Но тут есть и другая сторона. В разговоре о детских проблемах писатель мог затрагивать проблемы взрослые, в том числе и фундаментальные, вроде ответственности, честности, смелости, создавать не просто реалистические новеллы, но своеобразные притчи. На материале взрослой жизни это было чревато конфликтами (по крайней мере, во многих случаях). Нельзя сказать, чтобы цензура тогда вовсе бездействовала; а были еще гневные «письма в редакцию» и прочие проявления возмущения «общественности». Так что внешние условия шестидесятникам просто не дали повзрослеть.
Критик Наталья Иванова замечает по поводу ранних рассказов Искандера:
«К рассказам Искандера о детстве возможно два отношения. Уже говорилось, что иной читатель воспримет их как пустяковые, юмористически легкие историйки, забавные эпизоды. И второе — понимание того, что за благополучием и юмором, за внешней „пустяшностью“ скрывается драматическая сущность, а художественная сила воздействия основана на противоречии между праздником и трагедией, „пустяком“ и проблемой, в которой увязаешь, как только начинаешь этот „пустяк“ распутывать.
Смех Искандера в этих рассказах был и грустным. Да, чаще он звучит жизнерадостно и заразительно, как на празднике. Да, читатель, как правило, тоже не может удержаться от смеха, особенно если эти рассказы читают вслух. Юмор растворен в самом языке, в том, как писатель строит фразу, даже часть фразы».[46]
Права Наталья Иванова. Рассказы Искандера того времени прочитывались как притчи особенно четко. Что, конечно, усиливалось южным, «горским» колоритом. Если читать их подряд, они превращаются в своего рода кодекс, свод жизненных правил и заветов.

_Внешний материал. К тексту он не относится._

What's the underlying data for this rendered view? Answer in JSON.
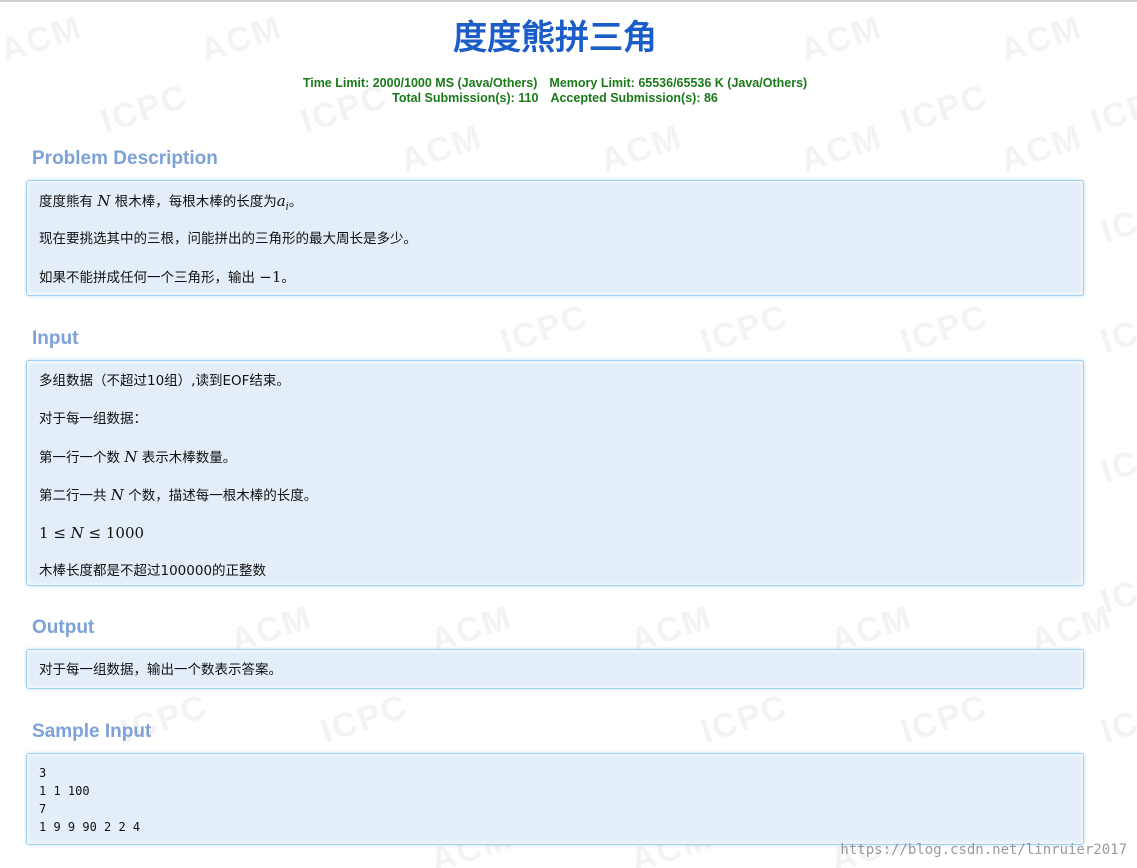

Сборник «Запретный плод» предоставлял читателям такую возможность. В него вошло пятнадцать рассказов. Издательство, как и положено для молодого автора, — «Молодая гвардия». Тираж уже 65 тысяч экземпляров, твердая обложка, 256 страниц. Полноценная книга! Автору тридцать семь, но прозу он активно пишет и публикует всего пять лет. Отличный результат! Особенно если учитывать и сборники стихов, один из которых вышел в том же 1966 году. А если вспомнить, что 1966 год — это еще и год публикации «Созвездия Козлотура» в «Новом мире»… И уж чтобы совсем охарактеризовать 1966 год как, возможно, самый успешный во всей ранней литературной биографии Искандера, — в этом году он стал членом редакционной коллегии престижного сборника-ежегодника «День поэзии». Кроме него в редколлегии «Дня поэзии — 66» Владимир Соколов, Михаил Луконин, Ярослав Смеляков, Булат Окуджава… И этим чудеса 1966-го, как увидим дальше, не ограничились.
Однако сам Фазиль к первой книге рассказов относился довольно скептически. В самом деле: собранные вместе, они не дают оригинального Фазиля Искандера, это, скорее, свод идей, мотивов, изобразительных приемов, роднящих самых разных шестидесятников.
Возьмем для примера рассказ «Дом в переулке» (впервые напечатан в журнале «Юность» в том же 1966 году).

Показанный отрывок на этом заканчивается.